Once, when Blair was twelve years old, she somehow tripped whilst training with a heavy sword. Her hand had slipped, the blade slicing cleanly into her flesh, and within the blink of an eye she found her arm drenched in crimson. It had been the first time she’d ever received a wound so severe, yet it didn’t hurt nearly as much as she thought it would. Perhaps it was a rush of adrenaline that numbed the pain for her, or perhaps it was her fading consciousness, but ever since then she’s been a lot less fearful of pain. A temporary feeling, one that passes as all other things do. Her mother had forcefully grabbed her wrist to inspect the wound, and her thumb had dug slightly into the cut, causing her to grimace. A sign of weakness. Something her mother would not stand for.
The only remaining trace of the wound is a faint pink line tracing down her wrist. It hadn’t been deep enough to put her life in danger, but the mark remains today, reminding her of that moment of weakness. To let herself look cowardly, in front of her mother of all people, was probably a more serious death sentence than the one she faces now.
As her mother had hurled degrading words at her, her father had been a few steps behind, cowering. The only saving grace of the situation was the fact that Blair wasn’t the biggest coward involved; her father had been, never stepping in, never defending his daughter from her mother’s tyrannical grasp. It’s just as well – she didn’t need or desire his help, not then, and certainly not now.
Even with that thought in mind, the clear absence of her father in the justice building gives her the slightest feeling of dismay. She holds her hands together in her lap, wrist upturned so she can focus on the scar, focus on gathering herself to look as put together as possible when she returns to the public eye.

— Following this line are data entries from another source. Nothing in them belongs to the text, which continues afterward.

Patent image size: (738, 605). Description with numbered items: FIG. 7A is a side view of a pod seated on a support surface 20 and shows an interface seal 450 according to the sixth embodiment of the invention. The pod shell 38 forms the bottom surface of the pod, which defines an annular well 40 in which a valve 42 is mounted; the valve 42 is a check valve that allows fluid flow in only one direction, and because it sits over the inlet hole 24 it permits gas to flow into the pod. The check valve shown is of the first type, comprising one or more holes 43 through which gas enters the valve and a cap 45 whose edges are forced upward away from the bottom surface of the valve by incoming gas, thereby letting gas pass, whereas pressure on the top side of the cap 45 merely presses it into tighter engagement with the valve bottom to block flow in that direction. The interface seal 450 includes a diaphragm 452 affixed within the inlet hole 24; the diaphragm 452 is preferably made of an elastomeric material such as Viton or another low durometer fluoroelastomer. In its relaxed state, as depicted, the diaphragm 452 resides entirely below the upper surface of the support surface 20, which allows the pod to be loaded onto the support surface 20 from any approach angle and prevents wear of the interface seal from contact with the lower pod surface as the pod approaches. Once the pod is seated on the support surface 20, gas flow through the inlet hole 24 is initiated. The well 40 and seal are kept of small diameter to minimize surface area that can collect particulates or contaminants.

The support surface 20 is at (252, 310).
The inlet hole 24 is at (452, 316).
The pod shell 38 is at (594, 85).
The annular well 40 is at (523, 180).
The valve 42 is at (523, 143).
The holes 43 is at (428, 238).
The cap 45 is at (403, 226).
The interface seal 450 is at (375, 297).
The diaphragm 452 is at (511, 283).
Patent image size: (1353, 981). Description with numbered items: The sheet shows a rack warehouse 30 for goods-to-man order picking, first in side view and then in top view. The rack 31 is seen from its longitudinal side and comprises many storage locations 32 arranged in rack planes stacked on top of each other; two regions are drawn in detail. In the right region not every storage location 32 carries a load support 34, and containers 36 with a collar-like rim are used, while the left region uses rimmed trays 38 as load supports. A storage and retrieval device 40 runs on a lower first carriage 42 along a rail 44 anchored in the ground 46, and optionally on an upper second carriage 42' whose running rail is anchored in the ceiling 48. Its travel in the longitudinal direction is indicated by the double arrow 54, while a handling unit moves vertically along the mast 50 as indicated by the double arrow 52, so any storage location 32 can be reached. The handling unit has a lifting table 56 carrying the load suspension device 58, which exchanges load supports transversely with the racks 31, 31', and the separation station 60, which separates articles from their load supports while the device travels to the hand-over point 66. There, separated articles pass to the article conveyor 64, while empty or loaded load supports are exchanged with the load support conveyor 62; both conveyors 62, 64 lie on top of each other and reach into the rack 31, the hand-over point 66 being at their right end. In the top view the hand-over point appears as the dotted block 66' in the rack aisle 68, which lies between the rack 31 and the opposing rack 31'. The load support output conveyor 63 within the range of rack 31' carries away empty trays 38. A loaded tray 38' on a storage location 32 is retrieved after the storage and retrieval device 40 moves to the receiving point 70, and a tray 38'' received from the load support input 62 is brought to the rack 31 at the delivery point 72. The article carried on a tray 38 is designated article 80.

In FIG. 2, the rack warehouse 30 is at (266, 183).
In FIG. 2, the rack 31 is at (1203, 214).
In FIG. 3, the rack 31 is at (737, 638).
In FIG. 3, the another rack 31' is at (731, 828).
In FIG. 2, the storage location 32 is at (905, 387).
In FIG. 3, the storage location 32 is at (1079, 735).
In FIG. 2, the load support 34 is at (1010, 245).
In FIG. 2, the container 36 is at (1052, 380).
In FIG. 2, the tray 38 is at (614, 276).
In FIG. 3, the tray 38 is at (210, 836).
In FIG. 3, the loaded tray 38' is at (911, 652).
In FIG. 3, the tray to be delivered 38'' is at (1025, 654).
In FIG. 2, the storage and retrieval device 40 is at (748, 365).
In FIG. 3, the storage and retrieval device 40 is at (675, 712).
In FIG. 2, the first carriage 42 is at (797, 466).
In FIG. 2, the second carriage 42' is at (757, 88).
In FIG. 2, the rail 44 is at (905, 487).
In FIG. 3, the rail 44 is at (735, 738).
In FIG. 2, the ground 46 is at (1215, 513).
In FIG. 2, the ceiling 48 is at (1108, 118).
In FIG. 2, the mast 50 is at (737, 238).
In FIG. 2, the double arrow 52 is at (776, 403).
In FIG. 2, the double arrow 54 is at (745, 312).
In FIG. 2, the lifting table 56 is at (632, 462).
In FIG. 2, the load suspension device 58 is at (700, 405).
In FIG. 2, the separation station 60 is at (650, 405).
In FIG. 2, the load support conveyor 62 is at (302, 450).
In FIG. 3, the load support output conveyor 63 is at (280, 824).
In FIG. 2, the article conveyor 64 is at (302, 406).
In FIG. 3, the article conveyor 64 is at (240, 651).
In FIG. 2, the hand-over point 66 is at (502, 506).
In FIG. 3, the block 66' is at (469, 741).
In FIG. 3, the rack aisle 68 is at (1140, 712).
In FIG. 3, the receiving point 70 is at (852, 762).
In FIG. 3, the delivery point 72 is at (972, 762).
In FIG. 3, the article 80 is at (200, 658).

The door opens, her father finally making a belated appearance. He’s still stumbling slightly, but is a lot steadier on his feet than previously; perhaps he took her advice after all, and sobered up before going to see his daughter for what could be the last time. When she looks up at him, she sees a pitiful man, and realises that without her there he could quite possibly fall apart. That’s on him, she wants to think, but even she can’t be completely heartless when it comes to her own blood. Someone who shares the Havoc name.
She rises to her feet before he can speak, grabbing his wrist, the same as her mother had done to her all those years ago. His eyes flick down towards the scar, emphasised by the pale skin surrounding it. Her eyes are dark, and his are bloodshot. She sheds no tears, and he holds his back.
“Listen to me,” she says, urgency lacing her voice, her grip on his wrist tightening as she speaks. “I can’t look after you anymore. Mother isn’t here to look after you anymore. You’re on your own, understand?” He breaks the eye contact, and she digs her nails into his skin. “Dad, look at me.” Reluctantly, he looks up to meet her gaze.
“Stop drinking.” His brows furrow. “I don’t care if it’s the only thing that helps you cope, it’s going to ruin you. Go out, make some new friends, find a woman, I don’t care what you do, as long as you don’t lose yourself again.” The words leave her mouth without passing through her brain first. She doesn’t know where the urge to protect her father comes from, but thinking of all the times he’s stumbled home just to collapse on the couch in a drunken mess makes her blood boil. “I’m strong. I can do this. But strength isn’t everything in the Games. This could be the last time you see me, and if that’s the case, then I want this to be my dying wish.”
He’s definitely about to cry now. She represses any feelings that threaten to surface, choking down any emotionally spurred words and instead speaking as firmly as possible.
“I’ll make you proud. I’ll make Mother proud.”
“You don’t need to make us proud, Blair,” he speaks for the first time that day, his voice cracked and broken. Despite his inability to show it, she thinks her father is the only person who has ever loved her; maybe that’s why she’s so intent on protecting him. “All I want is for you to come home. And… if she was here, that’s what she’d want to. Even if she never showed it, she loved you.”
Now it’s her turn to furrow her brows. It must be the alcohol talking. In her mind, she can picture what her mother would say perfectly, and not a single word of it emulates anything even resembling love. Her mother didn’t love her. Not now, not when she was alive, not even when she was born. That woman was devoid of emotions, incapable of love, and she was the main reason why Blair is like that today.
“I have to.” She releases her grip on his wrist, and steps back.
“If I don’t have glory, I have nothing.”
For once, her father is left speechless. The door opens again, a Peacekeeper ushering him out. She doesn’t break his gaze as he leaves, and he doesn’t speak again.
She slowly steps backwards, falling back onto the chair. Her finger traces the line of the scar, and she lowers her head until her hair conceals her face.
Then, and only then, she allows a tear to escape, running down her cheek, a single drop of emotion against a monochromatic slate.